Abstract

Objective: Pneumococcal resistance to antimicrobial agents has become a global problem. This study was done to evaluate the resistance of Streptococcus pneumoniae (pneumococci) to penicillin G in Kuwait, and to assess the efficacy of other β-lactam agents (cefotaxime or ceftriaxone) in the management of invasive pneumococcal infections. Methods: Surveillance studies were done in a general teaching hospital in Kuwait for penicillin G resistance (intermediate or high level resistance) of pneumococci isolated from clinical specimens by agar diffusion method using oxacillin (1 µg) disc. In cases of pneumococcal meningitis, minimum inhibitory concentrations (MICs) of penicillin and cefotaxime were determined by agar dilution method, to differentiate intermediate resistance and high level resistance.

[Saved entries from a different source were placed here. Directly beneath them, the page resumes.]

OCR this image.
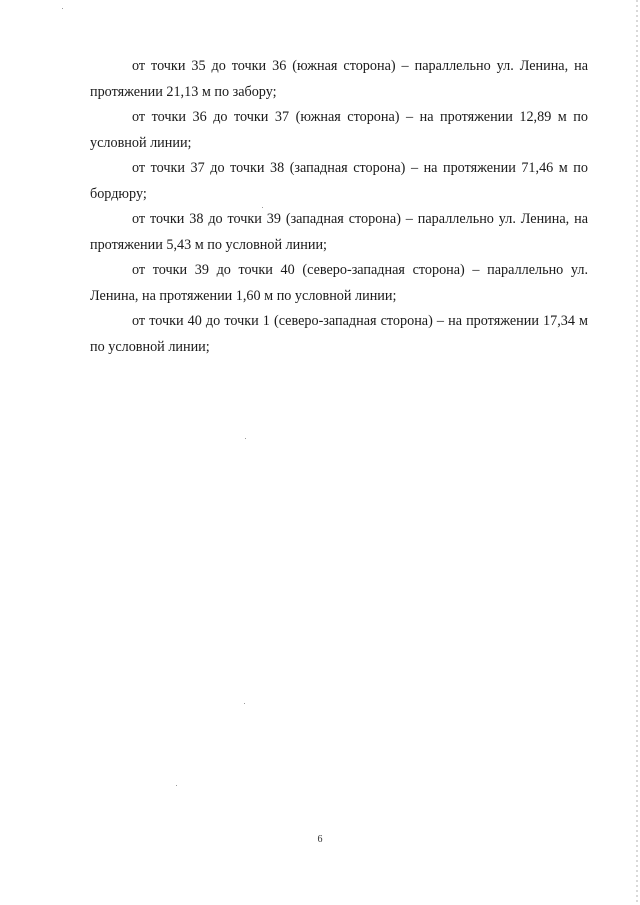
от точки 35 до точки 36 (южная сторона) – параллельно ул. Ленина, на протяжении 21,13 м по забору;

от точки 36 до точки 37 (южная сторона) – на протяжении 12,89 м по условной линии;

от точки 37 до точки 38 (западная сторона) – на протяжении 71,46 м по бордюру;

от точки 38 до точки 39 (западная сторона) – параллельно ул. Ленина, на протяжении 5,43 м по условной линии;

от точки 39 до точки 40 (северо-западная сторона) – параллельно ул. Ленина, на протяжении 1,60 м по условной линии;

от точки 40 до точки 1 (северо-западная сторона) – на протяжении 17,34 м по условной линии;

6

Results: An increase in the incidence of penicillin G-resistant pneumococci from 20.6% (94 out of 457 isolates) for the period 1985–1988 to 28.5% (40 out of 140 isolates) during 1992–1994 and 38.3% (43 out of 112 isolates) during 1995/96 was observed. During the period 1992–1994, 40–45% (7 out of 16 isolates) blood culture isolates of pneumococci were intermediate or highly resistant to penicillin. Therapy with cefotaxime or ceftriaxone produced a positive outcome in 6 of the 7 patients. However, failure of cefotaxime therapy to achieve a cure was noted in 1 patient who had systemic lupus erythematosus and intermediate resistant (penicillin MIC 0.5 mg/l; cefotaxime MIC 1 mg/l) pneumococcal septicaemia complicated with meningitis. A cure was however achieved with the addition of chloramphenicol to the regimen. Conclusion: Resistance of pneumococci to penicillin G and other β-lactam agents is increasing in Kuwait. Penicillin-resistant pneumococcal bacteraemia in an immunosuppressed setting, if managed with cefotaxime or ceftriaxone, should be given high doses (cefotaxime 12 g/day or ceftriaxone 4 g/day) from the beginning. Cases of pneumococcal meningitis with cefotaxime-intermediate resistant strains (MIC 0.5–1 mg/l) on monotherapy consisting of cefotaxime or ceftriaxone should be viewed with caution. Chloramphenicol or vancomycin with rifampicin should be added to the regimen if therapeutic failure is suspected.